Выбрать главу

Пишта еще мгновенье смотрел в воздух, туда, куда указывала рука, потом, так ничего и не поняв, говорил: «Да-да!», и снова: «Да-да!» — прощался и шел вперед, потом направо.

Он прошел под виадуком и оказался на длинной, неизвестно куда ведущей улице. Перед булочной тянулась нескончаемая очередь за хлебом. Стояли главным образом женщины — они были засыпаны снегом, точно рождественские елки. Но елки-то стройные, из-под снежной пелены тускло блестят их зеленые остроконечные ветки, а здесь снег залепил какие-то темные обрубки. Женщины время от времени стряхивали его, и тогда еще безутешнее темнели платки, полушубки да выглядывавшие из-под длинных юбок валенки.

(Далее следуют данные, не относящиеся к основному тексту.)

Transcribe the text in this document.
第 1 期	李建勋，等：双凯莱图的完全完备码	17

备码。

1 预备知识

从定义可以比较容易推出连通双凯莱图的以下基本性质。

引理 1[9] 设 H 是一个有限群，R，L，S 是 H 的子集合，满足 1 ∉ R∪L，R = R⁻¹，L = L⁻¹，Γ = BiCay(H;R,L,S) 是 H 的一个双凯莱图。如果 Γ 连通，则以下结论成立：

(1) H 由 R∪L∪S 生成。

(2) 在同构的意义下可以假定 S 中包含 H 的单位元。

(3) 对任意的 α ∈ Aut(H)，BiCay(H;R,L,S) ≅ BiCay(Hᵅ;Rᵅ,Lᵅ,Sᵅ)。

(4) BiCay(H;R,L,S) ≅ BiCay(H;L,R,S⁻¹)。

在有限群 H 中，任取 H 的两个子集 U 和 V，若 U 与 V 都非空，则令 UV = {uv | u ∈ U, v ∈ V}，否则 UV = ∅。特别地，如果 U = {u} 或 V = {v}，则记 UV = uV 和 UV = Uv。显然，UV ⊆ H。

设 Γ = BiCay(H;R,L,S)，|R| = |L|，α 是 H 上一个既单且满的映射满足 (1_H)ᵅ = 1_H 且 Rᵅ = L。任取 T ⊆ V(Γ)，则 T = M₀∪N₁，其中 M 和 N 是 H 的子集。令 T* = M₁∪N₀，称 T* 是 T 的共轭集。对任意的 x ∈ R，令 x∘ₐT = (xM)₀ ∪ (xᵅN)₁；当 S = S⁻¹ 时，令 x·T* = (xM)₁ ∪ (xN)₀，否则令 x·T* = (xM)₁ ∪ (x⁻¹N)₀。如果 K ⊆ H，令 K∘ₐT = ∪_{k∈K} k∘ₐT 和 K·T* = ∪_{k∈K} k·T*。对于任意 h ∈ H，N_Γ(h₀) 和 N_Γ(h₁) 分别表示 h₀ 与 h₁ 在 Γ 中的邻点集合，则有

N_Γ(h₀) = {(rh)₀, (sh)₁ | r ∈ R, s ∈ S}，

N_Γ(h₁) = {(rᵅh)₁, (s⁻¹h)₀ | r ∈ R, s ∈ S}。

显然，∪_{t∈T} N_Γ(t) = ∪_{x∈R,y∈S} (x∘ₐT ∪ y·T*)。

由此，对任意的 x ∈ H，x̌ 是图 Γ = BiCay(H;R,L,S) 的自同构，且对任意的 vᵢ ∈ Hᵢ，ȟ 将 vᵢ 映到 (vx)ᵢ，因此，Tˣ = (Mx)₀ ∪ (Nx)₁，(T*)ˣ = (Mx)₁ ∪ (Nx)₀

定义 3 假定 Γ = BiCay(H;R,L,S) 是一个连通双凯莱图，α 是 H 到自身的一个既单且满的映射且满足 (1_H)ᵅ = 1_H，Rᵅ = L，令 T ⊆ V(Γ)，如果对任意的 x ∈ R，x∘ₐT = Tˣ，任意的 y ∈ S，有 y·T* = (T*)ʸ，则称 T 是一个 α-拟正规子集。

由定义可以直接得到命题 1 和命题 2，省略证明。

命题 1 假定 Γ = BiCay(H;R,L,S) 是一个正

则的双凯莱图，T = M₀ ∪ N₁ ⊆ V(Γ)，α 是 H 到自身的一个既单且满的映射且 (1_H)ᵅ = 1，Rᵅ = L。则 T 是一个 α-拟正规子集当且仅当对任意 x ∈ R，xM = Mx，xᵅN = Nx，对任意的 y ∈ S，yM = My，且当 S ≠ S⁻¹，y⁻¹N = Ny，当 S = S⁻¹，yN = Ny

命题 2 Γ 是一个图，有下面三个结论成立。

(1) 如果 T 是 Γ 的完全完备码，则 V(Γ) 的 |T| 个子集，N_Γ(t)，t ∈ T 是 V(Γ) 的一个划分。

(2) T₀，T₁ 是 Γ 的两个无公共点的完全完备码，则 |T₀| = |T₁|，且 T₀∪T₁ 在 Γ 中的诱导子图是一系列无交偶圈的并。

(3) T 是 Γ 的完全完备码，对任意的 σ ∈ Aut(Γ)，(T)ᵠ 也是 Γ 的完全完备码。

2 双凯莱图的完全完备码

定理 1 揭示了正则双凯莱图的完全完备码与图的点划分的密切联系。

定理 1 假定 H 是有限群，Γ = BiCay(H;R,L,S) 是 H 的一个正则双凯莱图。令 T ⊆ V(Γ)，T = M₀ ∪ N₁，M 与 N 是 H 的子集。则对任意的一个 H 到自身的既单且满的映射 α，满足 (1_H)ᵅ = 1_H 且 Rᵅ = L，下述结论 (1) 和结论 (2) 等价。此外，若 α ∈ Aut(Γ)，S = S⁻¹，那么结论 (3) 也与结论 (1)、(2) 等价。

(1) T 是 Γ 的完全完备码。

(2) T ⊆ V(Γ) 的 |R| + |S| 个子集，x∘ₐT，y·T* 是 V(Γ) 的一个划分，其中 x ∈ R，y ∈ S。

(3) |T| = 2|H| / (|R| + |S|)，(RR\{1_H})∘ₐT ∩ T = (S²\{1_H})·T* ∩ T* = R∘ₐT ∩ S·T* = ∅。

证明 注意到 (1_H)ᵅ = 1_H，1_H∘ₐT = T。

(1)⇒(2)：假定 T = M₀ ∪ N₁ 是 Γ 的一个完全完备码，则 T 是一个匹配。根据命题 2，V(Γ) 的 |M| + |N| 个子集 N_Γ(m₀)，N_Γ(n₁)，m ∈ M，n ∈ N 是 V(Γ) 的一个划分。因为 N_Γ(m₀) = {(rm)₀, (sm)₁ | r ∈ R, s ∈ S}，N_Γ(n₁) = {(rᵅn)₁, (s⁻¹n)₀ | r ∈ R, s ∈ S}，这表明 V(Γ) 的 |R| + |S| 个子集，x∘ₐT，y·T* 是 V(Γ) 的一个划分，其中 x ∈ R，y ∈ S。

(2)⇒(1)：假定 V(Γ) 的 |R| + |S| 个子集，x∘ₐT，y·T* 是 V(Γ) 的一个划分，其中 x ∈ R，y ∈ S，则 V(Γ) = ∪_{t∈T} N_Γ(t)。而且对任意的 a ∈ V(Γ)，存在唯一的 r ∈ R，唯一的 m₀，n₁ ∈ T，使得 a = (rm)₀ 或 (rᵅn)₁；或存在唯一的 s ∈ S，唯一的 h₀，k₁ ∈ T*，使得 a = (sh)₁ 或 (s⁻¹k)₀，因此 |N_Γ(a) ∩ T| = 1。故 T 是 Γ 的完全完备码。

Пишта Хорват был голоден. Но становиться в очередь было ни к чему — хлебной карточки у него все равно не было. И он шел все дальше и дальше… Попал на большую площадь. «Вокзал?» — спросил он первого встречного. Тот взял его под руку и пошел с ним, что-то быстро-быстро объясняя. Пишта пытался понять, но не мог уловить даже, где кончается одно и начинается другое слово. На углу прохожий вытащил часы, показал по циферблату, сколько времени надо еще идти Пиште, и… направил его в обратную сторону.

Пишта пошел. Через полчаса он прибыл туда, откуда вышел. Горько выругался. Повернул обратно и решил, что спрашивать у прохожих будет лишь в том случае, если окажется за пределами города.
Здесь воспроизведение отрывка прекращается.